Wednesday, December 17, 2008

Internal Structure #2: The Victims by Sharon Olds p.1006

In this poem, the child of a couple divorced, re-tells their feelings once their father is left with nothing. "When Mother divorced you, we were glad." This sets the tone of a bitter child with deep seeded daddy issues. Systematically the speaker lists the crumbling of their fathers life, after the divorce. First, the family, "kicked you (the father) out" and "Then you were fired, and we grinned inside." This twisted enjoyment the child feel, amplify when they think of how bad their "ex-father's" life is now.

Although this poem seems like one massive block of poetry, it is marked by structure with the reducing of the father's life. Starting with the mother kicking him out, then his divorce from his family and finally his firing from work. The layers of this unknown characters life are being peeled away, as the poem progresses. "Now I pass the bums in doorways...and I wonder who took it from them in silence until they had given it all away and had nothing left but this." Summing up the disintegration of their father's life, by relating it to a bum's empty life, shows the true emotional anger and hurt the child still feels. With the beginning of the poem being in the past, it ends with the child seemingly in present day and safely without their father.
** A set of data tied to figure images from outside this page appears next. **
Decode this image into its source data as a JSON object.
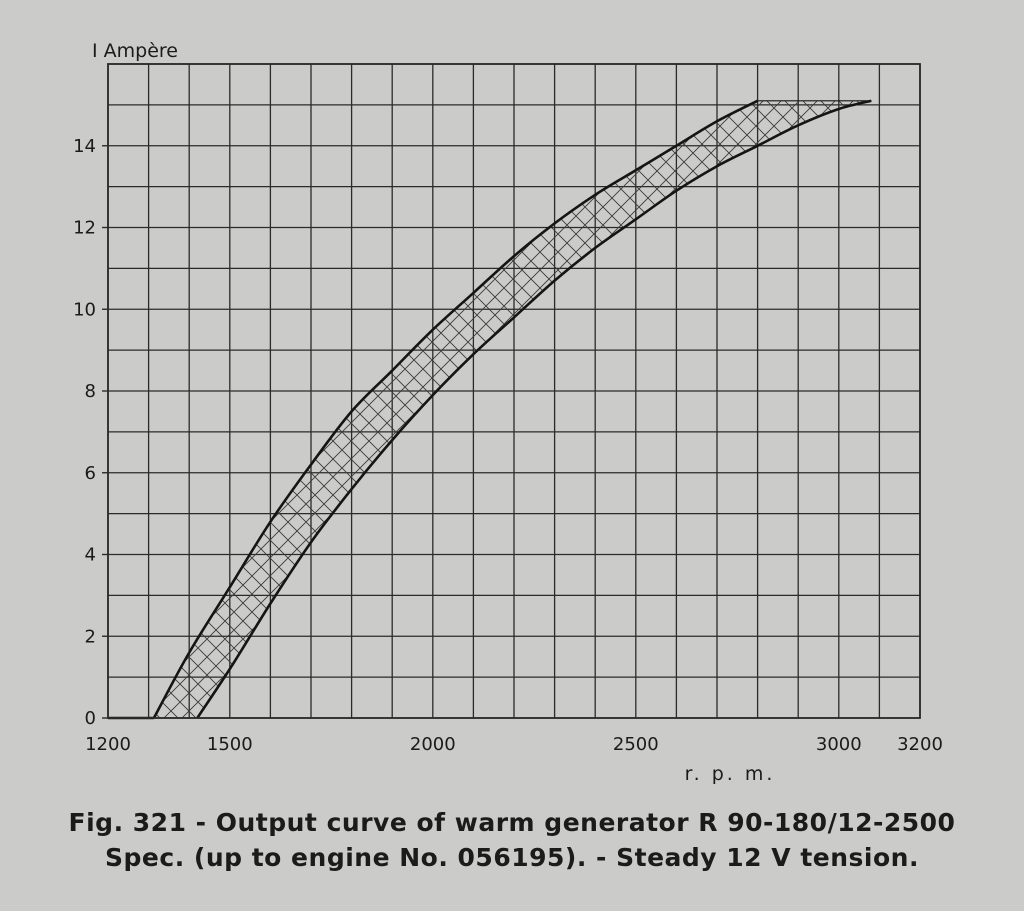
{
  "chart_data": {
    "type": "area",
    "title": "Fig. 321 - Output curve of warm generator R 90-180/12-2500",
    "subtitle": "Spec. (up to engine No. 056195). - Steady 12 V tension.",
    "ylabel": "I Ampère",
    "xlabel": "r. p. m.",
    "xlim": [
      1200,
      3200
    ],
    "ylim": [
      0,
      16
    ],
    "x_ticks": [
      {
        "value": 1200,
        "label": "1200"
      },
      {
        "value": 1500,
        "label": "1500"
      },
      {
        "value": 2000,
        "label": "2000"
      },
      {
        "value": 2500,
        "label": "2500"
      },
      {
        "value": 3000,
        "label": "3000"
      },
      {
        "value": 3200,
        "label": "3200"
      }
    ],
    "y_ticks": [
      {
        "value": 0,
        "label": "0"
      },
      {
        "value": 2,
        "label": "2"
      },
      {
        "value": 4,
        "label": "4"
      },
      {
        "value": 6,
        "label": "6"
      },
      {
        "value": 8,
        "label": "8"
      },
      {
        "value": 10,
        "label": "10"
      },
      {
        "value": 12,
        "label": "12"
      },
      {
        "value": 14,
        "label": "14"
      }
    ],
    "grid": true,
    "grid_step_x": 100,
    "grid_step_y": 1,
    "series": [
      {
        "role": "upper-bound",
        "points": [
          [
            1313,
            0
          ],
          [
            1400,
            1.6
          ],
          [
            1500,
            3.2
          ],
          [
            1600,
            4.8
          ],
          [
            1700,
            6.2
          ],
          [
            1800,
            7.5
          ],
          [
            1900,
            8.5
          ],
          [
            2000,
            9.5
          ],
          [
            2100,
            10.4
          ],
          [
            2200,
            11.3
          ],
          [
            2300,
            12.1
          ],
          [
            2400,
            12.8
          ],
          [
            2500,
            13.4
          ],
          [
            2600,
            14.0
          ],
          [
            2700,
            14.6
          ],
          [
            2800,
            15.1
          ]
        ]
      },
      {
        "role": "lower-bound",
        "points": [
          [
            1420,
            0
          ],
          [
            1500,
            1.2
          ],
          [
            1600,
            2.8
          ],
          [
            1700,
            4.3
          ],
          [
            1800,
            5.6
          ],
          [
            1900,
            6.8
          ],
          [
            2000,
            7.9
          ],
          [
            2100,
            8.9
          ],
          [
            2200,
            9.8
          ],
          [
            2300,
            10.7
          ],
          [
            2400,
            11.5
          ],
          [
            2500,
            12.2
          ],
          [
            2600,
            12.9
          ],
          [
            2700,
            13.5
          ],
          [
            2800,
            14.0
          ],
          [
            2900,
            14.5
          ],
          [
            3000,
            14.9
          ],
          [
            3080,
            15.1
          ]
        ]
      }
    ],
    "band_fill": "cross-hatched",
    "axis_baseline_start": 1200,
    "colors": {
      "background": "#cbcbc9",
      "grid": "#2b2b2b",
      "curve": "#151515",
      "hatch": "#3a3a3a",
      "text": "#1b1b1b"
    }
  }
}
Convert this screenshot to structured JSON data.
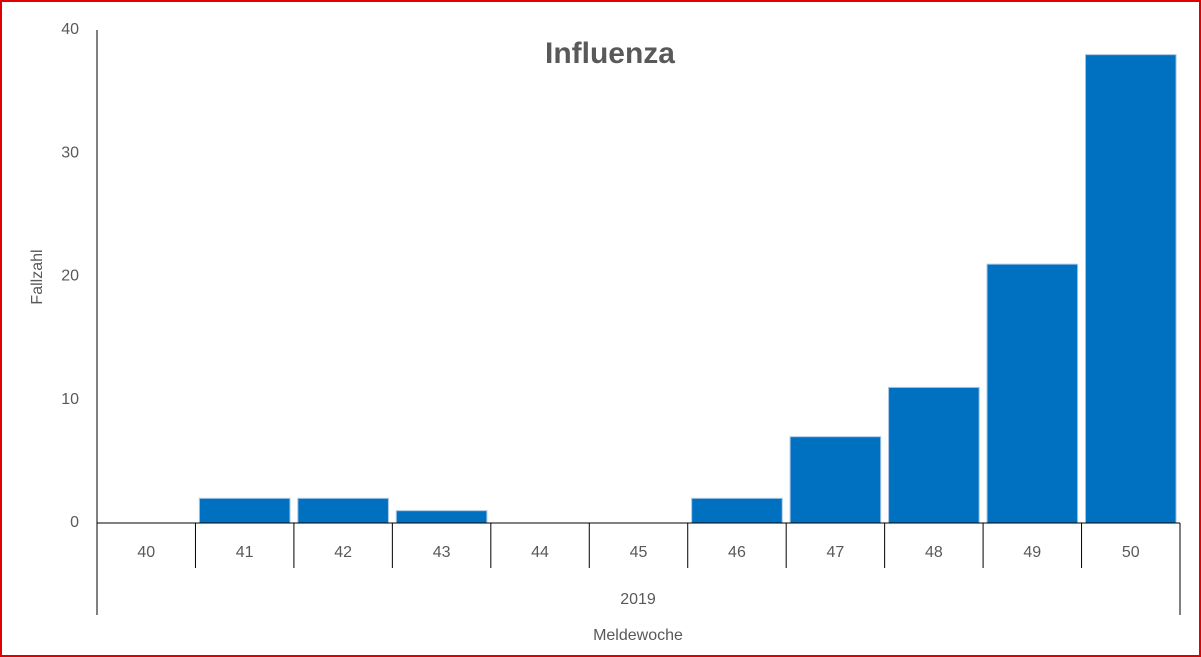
{
  "chart_data": {
    "type": "bar",
    "title": "Influenza",
    "categories": [
      "40",
      "41",
      "42",
      "43",
      "44",
      "45",
      "46",
      "47",
      "48",
      "49",
      "50"
    ],
    "values": [
      0,
      2,
      2,
      1,
      0,
      0,
      2,
      7,
      11,
      21,
      38
    ],
    "color": "#0070c0",
    "x_group_label": "2019",
    "x_label": "Meldewoche",
    "y_label": "Fallzahl",
    "ylim": [
      0,
      40
    ],
    "yticks": [
      0,
      10,
      20,
      30,
      40
    ],
    "grid": false
  }
}
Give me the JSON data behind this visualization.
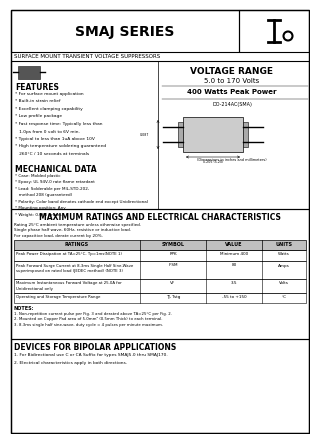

Sharon Olds on her autobiographical poetry:
http://www.youtube.com/watch?v=J9jFc9UyAbE

4 comments:

Kasey said...

I blogged on this poem too. Except, I had a bit of a different view on the shift in the poem. I think that the end of the of poem is a contrasting view of the tone in the beginning. The speaker seems to feel regret for the way he/she treated his/her father, yet they cannot do anything about it. It is as if the speaker finally, as an adult, is able to realize that maybe the father wasn't as bad as he/she thought; it's a more adult, mature view, in the end.

Fig said...

After reading both posts, I agree with pieces of each. I think that Gaby's point about the structure being effective because it provides one layer at a time of the husband's life is a good one. I like the style of adding individial details together to form a larger whole. I agree with Kasey's point that the tone changes at the end, but I don't feel the regret that she does. I think the speaker is genuinely sad and frustrated that her father ended up being like this. The tone lightens but not towards regret.

Charlie said...

I think the ending represents an adult more mature narrator who has gone through life and now comes to an epiphany. It says "Now I" in the poem as to suggest a long lapse in time. Through his epiphany, the narrator realizes that his childhood reversal int he downfall of his father were unjustified. They, having been the victim, made their father the victim.

kerrym7 said...

I agree that the reader goes through an epiphany at the end of the poem. However, I do not think he/she regrets the way their father was kicked out. The father is compared to a "ship gone down with the lanterns lit", which shows that the father had everything going for him. Furthermore, the narrator wonders who "took it and took it from [the father and bums] in silence...until they had nothing left but this." The fact that the father is referred to as "nothing but this" shows the bitterness the narrator still possess.